Happy Independents Day
Happy Independence Day, my fellow Americans. For the past few years, I’ve used this holiday to highlight the value of independent breweries, so let’s do it again. Independence has become a major bone of contention among smaller breweries who feel the pressure of corporate giants. It’s the subject of a major initiative by the trade organization representing smaller breweries and has become a bit of a moral issue. But where the dollars go is not the reason beer drinkers should care.
We celebrate the independents because they are the keepers of all those qualities we cherish as drinkers: they maintain tradition, but they also experiment with ingredients, techniques, and styles to push evolution forward. They make unpopular and expensive and quirky beers—and in doing so keep alive brewing traditions modern trends have left behind. As beer drinkers we are constantly looking for the best, most unusual, and newest beers—and our independent breweries are critical in keeping the market healthy enough to support those beers.
Taking Risks
Large, mass market breweries are concerned with selling a lot of beer. They need to find beers that the largest number of consumers like. Their scale and integration make them the ultimate aggregator: the beers that are churned from their factories are proven winners. Big breweries can’t afford to make unpopular beers. Little breweries offer the inverse set of strengths. They can experiment on beer that has no obvious market.
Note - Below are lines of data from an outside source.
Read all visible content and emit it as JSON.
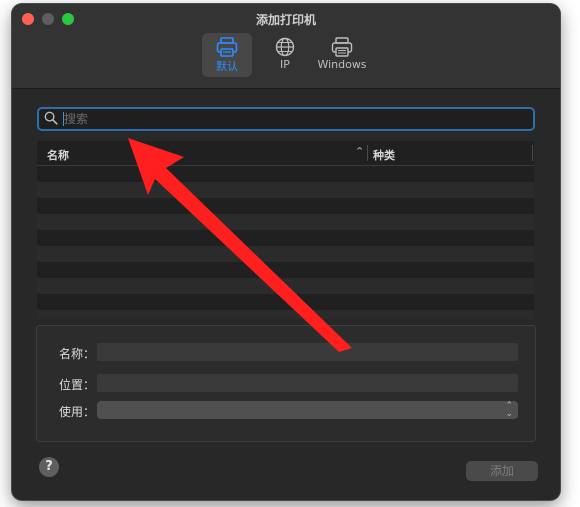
{
  "window": {
    "title": "添加打印机"
  },
  "toolbar": {
    "tabs": [
      {
        "label": "默认",
        "icon": "printer-icon",
        "active": true
      },
      {
        "label": "IP",
        "icon": "globe-icon",
        "active": false
      },
      {
        "label": "Windows",
        "icon": "windows-printer-icon",
        "active": false
      }
    ]
  },
  "search": {
    "placeholder": "搜索",
    "value": ""
  },
  "table": {
    "columns": [
      {
        "label": "名称",
        "sorted": "ascending"
      },
      {
        "label": "种类"
      }
    ],
    "rows": []
  },
  "details": {
    "name_label": "名称：",
    "location_label": "位置：",
    "use_label": "使用：",
    "name_value": "",
    "location_value": "",
    "use_value": ""
  },
  "footer": {
    "help_label": "?",
    "add_label": "添加"
  },
  "colors": {
    "accent": "#2f8cff",
    "annotation_arrow": "#ff1f1f"
  }
}
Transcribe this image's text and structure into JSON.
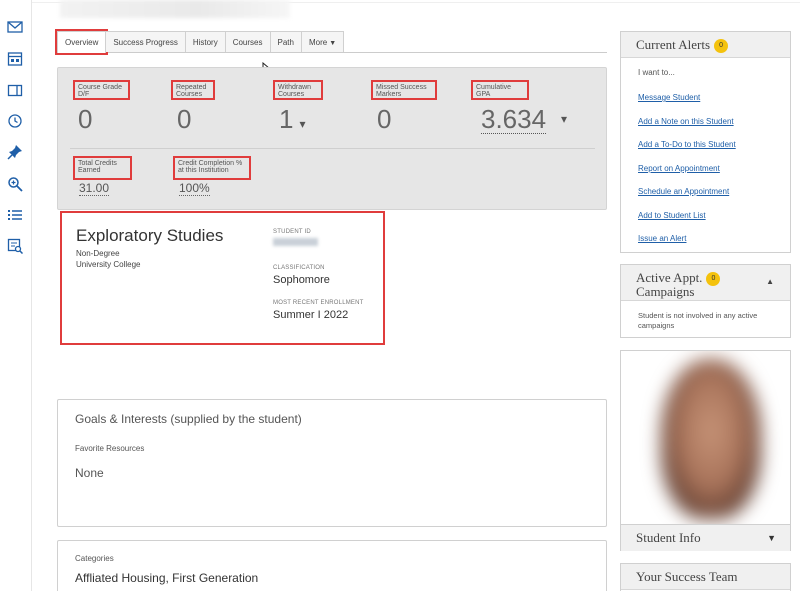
{
  "tabs": [
    {
      "label": "Overview"
    },
    {
      "label": "Success Progress"
    },
    {
      "label": "History"
    },
    {
      "label": "Courses"
    },
    {
      "label": "Path"
    },
    {
      "label": "More"
    }
  ],
  "metrics": {
    "course_grade": {
      "label": "Course Grade D/F",
      "value": "0"
    },
    "repeated": {
      "label": "Repeated Courses",
      "value": "0"
    },
    "withdrawn": {
      "label": "Withdrawn Courses",
      "value": "1"
    },
    "missed": {
      "label": "Missed Success Markers",
      "value": "0"
    },
    "gpa": {
      "label": "Cumulative GPA",
      "value": "3.634"
    },
    "credits": {
      "label": "Total Credits Earned",
      "value": "31.00"
    },
    "completion": {
      "label": "Credit Completion % at this Institution",
      "value": "100%"
    }
  },
  "program": {
    "major": "Exploratory Studies",
    "degree": "Non-Degree",
    "college": "University College",
    "student_id_label": "STUDENT ID",
    "classification_label": "CLASSIFICATION",
    "classification": "Sophomore",
    "enrollment_label": "MOST RECENT ENROLLMENT",
    "enrollment": "Summer I 2022"
  },
  "goals": {
    "heading": "Goals & Interests (supplied by the student)",
    "resources_label": "Favorite Resources",
    "resources_value": "None"
  },
  "categories": {
    "label": "Categories",
    "value": "Affliated Housing, First Generation"
  },
  "alerts": {
    "title": "Current Alerts",
    "count": "0",
    "intro": "I want to...",
    "links": [
      "Message Student",
      "Add a Note on this Student",
      "Add a To-Do to this Student",
      "Report on Appointment",
      "Schedule an Appointment",
      "Add to Student List",
      "Issue an Alert"
    ]
  },
  "campaigns": {
    "title_line1": "Active Appt.",
    "title_line2": "Campaigns",
    "count": "0",
    "text": "Student is not involved in any active campaigns"
  },
  "student_info": {
    "title": "Student Info"
  },
  "team": {
    "title": "Your Success Team"
  },
  "icons": {
    "accent": "#1f5fa8",
    "alert_badge": "#f4c20d",
    "highlight": "#e03c3c"
  }
}
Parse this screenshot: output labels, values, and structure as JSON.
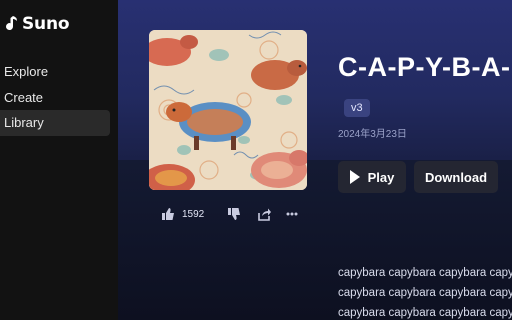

They make beer in small enough volumes and target small enough niches that a batch of beer is never much of a risk. That circumstance has led to explosive evolution and change. When you look at the developments that have characterized the craft beer era in the US, they all came from little independent breweries. We would never have seen a Mosaic-hopped IPA if we’d left the market to Anheuser-Busch and Miller. We wouldn’t have seen Mosaic hops, either.
Preserving Tradition
Paradoxically, brewing traditions are also protected by little breweries that refuse to modernize, mechanize, and follow trends. In the second half of the 20th century, as mass market lagers began to dominate the world beer market, independent breweries kept traditional styles alive. Imagine where we’d be if the Lambic breweries had closed up shop as they were teetering on the brink 50 years ago? The whole enterprise of using wild yeasts may have lost to us. What if traditional brewing had died in Britain? What beer would those early breweries have made; would we have ever gotten to IPAs? Finally, when you pick up a book like the Beer Bible and read about beer styles, many of those exist because a handful of breweries survived that make those beers (in some cases it got down to a single brewery). Our list of styles is far smaller than it might have been—so many of the old ones have died out, victims of the wave of industrial lagers. The styles that exist to today have champions in small, independent breweries.
Independent Thought
Little breweries have big opinions. Brewer-led breweries think about the beer, not the marketing campaign. The questions they ask relate to making the beer better or more characterful or more interesting. When breweries get bigger, particularly when they become global corporations, the thinking shifts to “liquid streams” and “product.” The companies are far too big to reflect the idiosyncrasies of a brewer’s vision. Many people are involved in every decision, no matter how small, so that all the quirks are smoothed out of the system. Global breweries can be optimized to make beer of exceptional quality; they almost never make the most interesting beer.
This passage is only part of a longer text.